The current version of the Company Law of the People’s Republic of China was passed by the Standing Committee of the National People’s Congress (“NPCSC”), and became effective on October 26, 2018 (《公司法》, hereinafter the “Current Version”) with 13 sections and 218 articles in total. On December 24, 2021, the Company Law of PRC (Draft Revision) (《公司法（修订草案）》, hereinafter the “Draft Revisions”) was released by the NPCSC for public comment. The final version will be subject to the review and approval of the NPCSC and the schedule for its final adoption is currently not specified.
This Draft Revision is seen as implementing the principles laid down during the 18th CCP Congress to “make major decisions and deployments to deepen the reform of state-owned enterprises, optimize the business environment, strengthen the protection of property rights, promote the healthy development of capital markets, and promote the further improvement and development of the company’s system and practices.” Given the length of changes in the Draft Revisions, this note intends to briefly summarize the proposed changes to the Company Law that would be relevant to multi-national companies (“MNCs”) with operations in China.
I. Corporate Governance
1. Change in Board of Directors (“BoD”) Requirements
(1) For “small sized” limited liability companies, a BoD will not be required.

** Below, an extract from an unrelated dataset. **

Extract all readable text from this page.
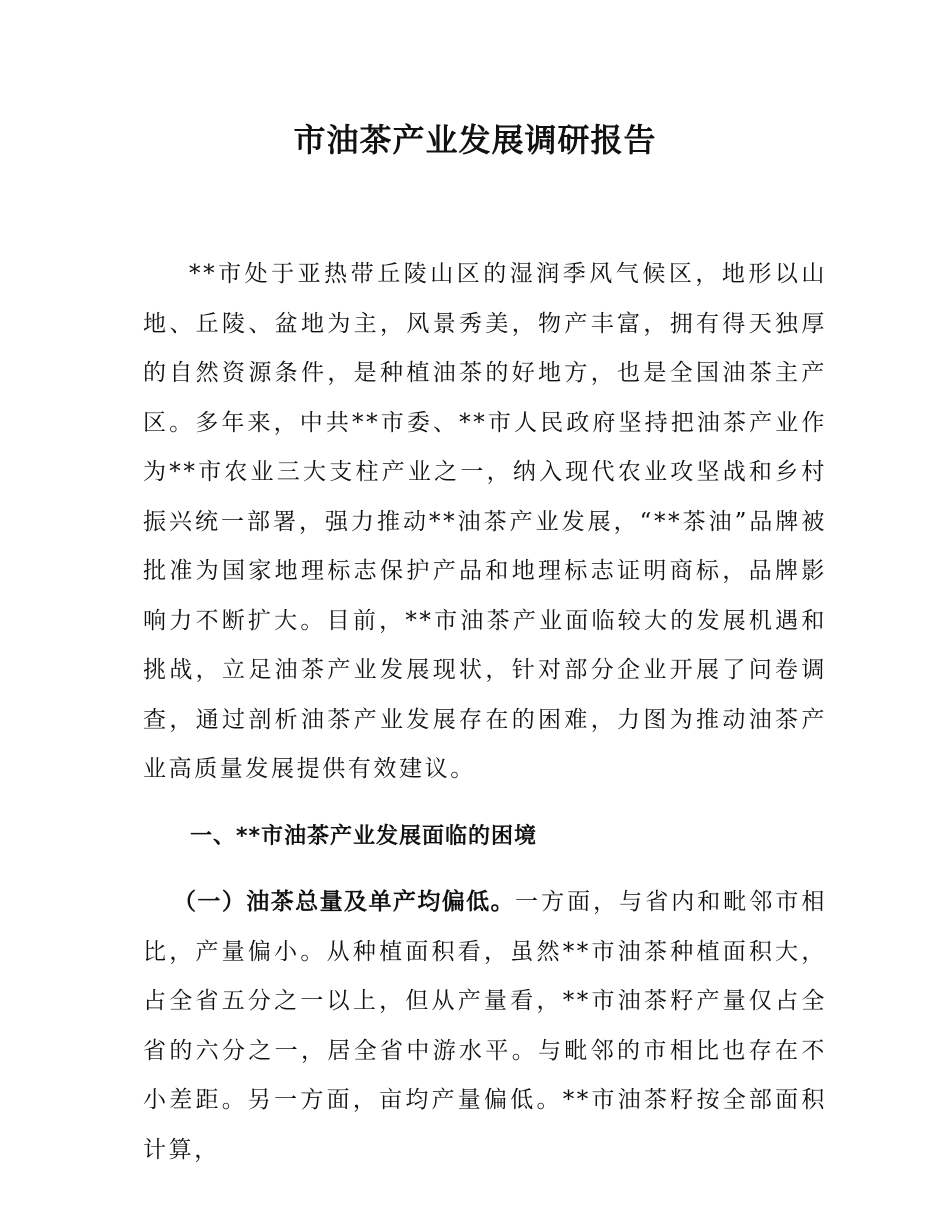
市油茶产业发展调研报告

**市处于亚热带丘陵山区的湿润季风气候区，地形以山地、丘陵、盆地为主，风景秀美，物产丰富，拥有得天独厚的自然资源条件，是种植油茶的好地方，也是全国油茶主产区。多年来，中共**市委、**市人民政府坚持把油茶产业作为**市农业三大支柱产业之一，纳入现代农业攻坚战和乡村振兴统一部署，强力推动**油茶产业发展，“**茶油”品牌被批准为国家地理标志保护产品和地理标志证明商标，品牌影响力不断扩大。目前，**市油茶产业面临较大的发展机遇和挑战，立足油茶产业发展现状，针对部分企业开展了问卷调查，通过剖析油茶产业发展存在的困难，力图为推动油茶产业高质量发展提供有效建议。

一、**市油茶产业发展面临的困境

（一）油茶总量及单产均偏低。一方面，与省内和毗邻市相比，产量偏小。从种植面积看，虽然**市油茶种植面积大，占全省五分之一以上，但从产量看，**市油茶籽产量仅占全省的六分之一，居全省中游水平。与毗邻的市相比也存在不小差距。另一方面，亩均产量偏低。**市油茶籽按全部面积计算，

Under the Current Version, a BoD is a necessary management authority of a company and is required to be established. In the Draft Revision, Article 70 and Article 130 suggest that a relatively small company can appoint a sole director instead of a BoD and if such company is incorporated with limited liability, it can just appoint a general manager and may not need a BoD. For some small sized wholly foreign owned enterprises (“WFOE”), the management arrangement could be streamlined accordingly, which may reduce the complexity of registration documents. Please note that the definition of what is considered “small sized” is not clear in the Draft Revision.